I paced the room. I looked at the luxury I had provided her. The silk pillows. The gold-leaf mirrors.
"I know you were behind the trials of skill. I know you tried to have her crippled. And the meeting today? The Elders coming to me with talk of taboo? You plotted that too. You whispered in their ears. You used their fear of the unknown to strike at a woman who has done nothing but serve this kingdom."
Elara snapped.
Her submissive act vanished.
She stood tall. Her eyes flashing with a cold, green fire.
"I know nothing about all this." She tried to deny.
"You want to stand here and deny it to my face?" I responded immediately.
"Fine! I will tell you the truth. You don't look at me anymore! Ever since that ghost fell into the forest. You have ignored me. You no longer focus on the affairs of the Blackwood Kingdom. You are obsessed with a spirit that belongs in the ground."
I smirked. It was a cold, joyless expression.
"So all of this is because of your jealousy. You are willing to risk the stability of the palace because you feel ignored?"
A single tear dropped from Elara's cheek.
She looked at me with an expression of deep hurt. I saw the calculation behind it.
"You now call her by her name. You lay accusations against me that are not true. I have never done anything to hurt you Alaric. I have only ever comforted you. I have stood by your side through the darkest nights of your reign. And this is how you pay me back? By defending a nobody over me?"
I let out a very silent, bitter laugh.
"Stop with your crocodile tears Elara. We both know the truth. You are behind every shadow in this palace. You are behind the rumors. You are behind the fear."
Elara's face contorted. She stopped crying.
"Your elders telling you the truth is now my plot? You are no longer focused on important and pressing issues Alaric! You are chasing a ghost while the kingdom waits for leadership!"
"And what are these pressing issues?" I cut her short.
I stepped into her personal space. My height towering over her.
"Tell me, Elara. What is more important than the justice of my court?"
"Finding those who were involved in your mother's death!" she yelled.
The name hit me like a physical blow. The air left my lungs. The grief I had been trying to drown in wine and work came rushing back. It was sharp and jagged.
"Don't you dare bring my mother into this." I whispered. My voice was shaking.
"I will bring her into it!" Elara continued.
Her voice rising in a frantic pitch.
"You no longer care about getting revenge for her! You spent years hunting for the truth. Now you have stopped. You are now focused on a love you know can never work. You are focused on a spirit while your mother's killers walk free!"
The pain in my head exploded.
It felt like a white-hot needle was driven into my skull. The "fits" were returning.
I felt my bones begin to shift. My jaw ached as my teeth sharpened. I was unstable. I was moving from human to wolf and back again in a blurred, agonizing cycle.

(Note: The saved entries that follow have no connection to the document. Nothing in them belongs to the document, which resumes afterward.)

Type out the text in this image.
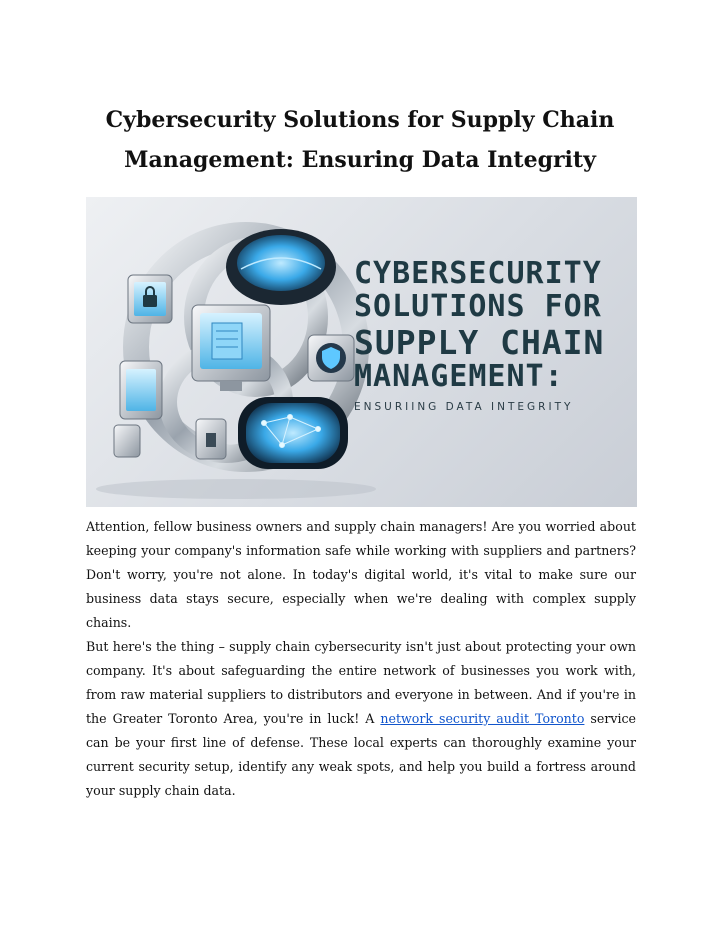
Cybersecurity Solutions for Supply Chain Management: Ensuring Data Integrity
CYBERSECURITY
SOLUTIONS FOR
SUPPLY CHAIN
MANAGEMENT:
ENSURIING DATA INTEGRITY

Attention, fellow business owners and supply chain managers! Are you worried about keeping your company's information safe while working with suppliers and partners? Don't worry, you're not alone. In today's digital world, it's vital to make sure our business data stays secure, especially when we're dealing with complex supply chains.

But here's the thing – supply chain cybersecurity isn't just about protecting your own company. It's about safeguarding the entire network of businesses you work with, from raw material suppliers to distributors and everyone in between. And if you're in the Greater Toronto Area, you're in luck! A network security audit Toronto service can be your first line of defense. These local experts can thoroughly examine your current security setup, identify any weak spots, and help you build a fortress around your supply chain data.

The voice that once brought me comfort was now the very thing giving me these fits. Every word she spoke was like a lash across my back.
"Stop!" I screamed.
I staggered. I grabbed the edge of her vanity table. My claws leaving deep gouges in the expensive wood.
I looked at Elara. She didn't look afraid. She looked triumphant. She saw the pain she was causing.
"You care more for the ghost than your own mother." She whispered.
I forced myself to stand straight. I pushed the wolf back down with every ounce of my will. I looked her in the eyes. My vision blurring.
"I know you are behind it all." I said.
"I know you are the source of the rot in this palace."
Elara stepped back. She crossed her arms. She had a cruel smile.
"Until you have solid evidence to prove I am behind it all, your words hold no weight Alaric. I am the daughter of a noble house. She is a nameless girl. Who will the pack believe?"
I leaned forward. My face inches from hers. The scent of her perfume made me want to gag.
"I will get evidence." I told her.
I made it a vow.
"I will find every string you have pulled. I will find every person you have bribed. And when I do Elara, you will be brought to book. You will answer for every lie you have told."